Fannie Mae recorded a net income of $3.7 billion for the second quarter of 2014.
This is a drop compared to $5.3 billion in the first quarter of 2014, primarily due to a decline in the amount of income recognized from settlement agreements related to private-label mortgage-related securities sold to Fannie Mae.
Freddie Mac this morning also reported second quarter earnings.
However, this decline was partially offset by an increase in the company’s benefit for credit losses due primarily to higher home prices in the second quarter of 2014.
“An important takeaway is that this is the first quarter in the a long time that we did not have a big one time event such as a mortgage purchase resolution. This quarter gives you a good sense for a normalized environment for Fannie Mae,” Tim Mayopoulos, president and CEO, said on the earnings call.
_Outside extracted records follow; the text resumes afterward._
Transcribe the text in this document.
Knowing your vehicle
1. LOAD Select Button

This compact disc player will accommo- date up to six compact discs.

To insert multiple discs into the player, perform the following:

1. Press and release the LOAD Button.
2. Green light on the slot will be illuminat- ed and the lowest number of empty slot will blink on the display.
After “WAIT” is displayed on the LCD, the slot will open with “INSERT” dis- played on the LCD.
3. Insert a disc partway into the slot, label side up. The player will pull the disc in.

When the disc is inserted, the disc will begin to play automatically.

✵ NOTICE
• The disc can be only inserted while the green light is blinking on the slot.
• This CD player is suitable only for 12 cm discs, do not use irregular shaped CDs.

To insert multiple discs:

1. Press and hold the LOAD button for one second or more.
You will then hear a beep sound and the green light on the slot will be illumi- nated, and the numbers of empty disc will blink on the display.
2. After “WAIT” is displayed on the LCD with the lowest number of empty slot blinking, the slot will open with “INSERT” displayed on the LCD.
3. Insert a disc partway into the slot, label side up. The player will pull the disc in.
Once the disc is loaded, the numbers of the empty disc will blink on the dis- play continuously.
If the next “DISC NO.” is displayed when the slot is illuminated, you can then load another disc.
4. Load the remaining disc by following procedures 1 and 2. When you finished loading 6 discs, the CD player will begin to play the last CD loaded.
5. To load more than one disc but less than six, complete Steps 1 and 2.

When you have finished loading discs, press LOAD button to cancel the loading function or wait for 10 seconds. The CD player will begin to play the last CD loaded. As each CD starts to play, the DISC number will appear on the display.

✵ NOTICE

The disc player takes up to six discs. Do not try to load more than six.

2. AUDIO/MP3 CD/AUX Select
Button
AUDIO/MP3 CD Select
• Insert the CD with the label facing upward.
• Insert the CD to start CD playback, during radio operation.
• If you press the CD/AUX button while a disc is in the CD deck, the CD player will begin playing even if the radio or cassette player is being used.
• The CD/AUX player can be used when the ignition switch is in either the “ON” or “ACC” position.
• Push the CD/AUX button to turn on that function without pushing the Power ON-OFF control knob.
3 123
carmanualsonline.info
And looking ahead, Mayopoulos said, "It was our goal to resolve the vast majority of mortgage purchase resolutions we had in 2013, and we did that. We obviously have some private label securities cases pending for Fannie and Freddie Mac. But, as you have seen, many of those have been resolved. But most of these matters are behind Fannie Mae."
Thursday's earnings report comes on the two-year anniversary of the “third amendment sweep” which obligated the GSEs – Fannie and Freddie (which also reported 2Q earnings Thursday) pay all of their future profits to the Treasury as dividends.
At the time of the third amendment, the U.S. Treasury had purchased $187.5 billion in senior preferred stock to prevent the GSEs from becoming insolvent. The GSEs were paying a 10 percent per year dividend on this stock, with the payment of dividends through 2011 funded by additional Treasury purchases of senior preferred stock.
In addition, the company posted a positive net worth of $6.1 billion as of June 30, 2014 and expects to pay $3.7 billion to Treasury in September 2014 as a dividend on the senior preferred stock.
With the expected September dividend payment, Fannie Mae will have paid a total of $130.5 billion in dividends to Treasury in comparison to $116.1 billion in draw requests since 2008. Dividend payments do not offset prior Treasury draws.
The government-sponsored enterprise has funded the mortgage market with more than $4.2 trillion in liquidity since 2009, including approximately $96 billion in liquidity in the second quarter of 2014.
The capital reserve amount is $2.4 billion for each quarter of 2014 and will be reduced by $600 million each year until it reaches zero in 2018.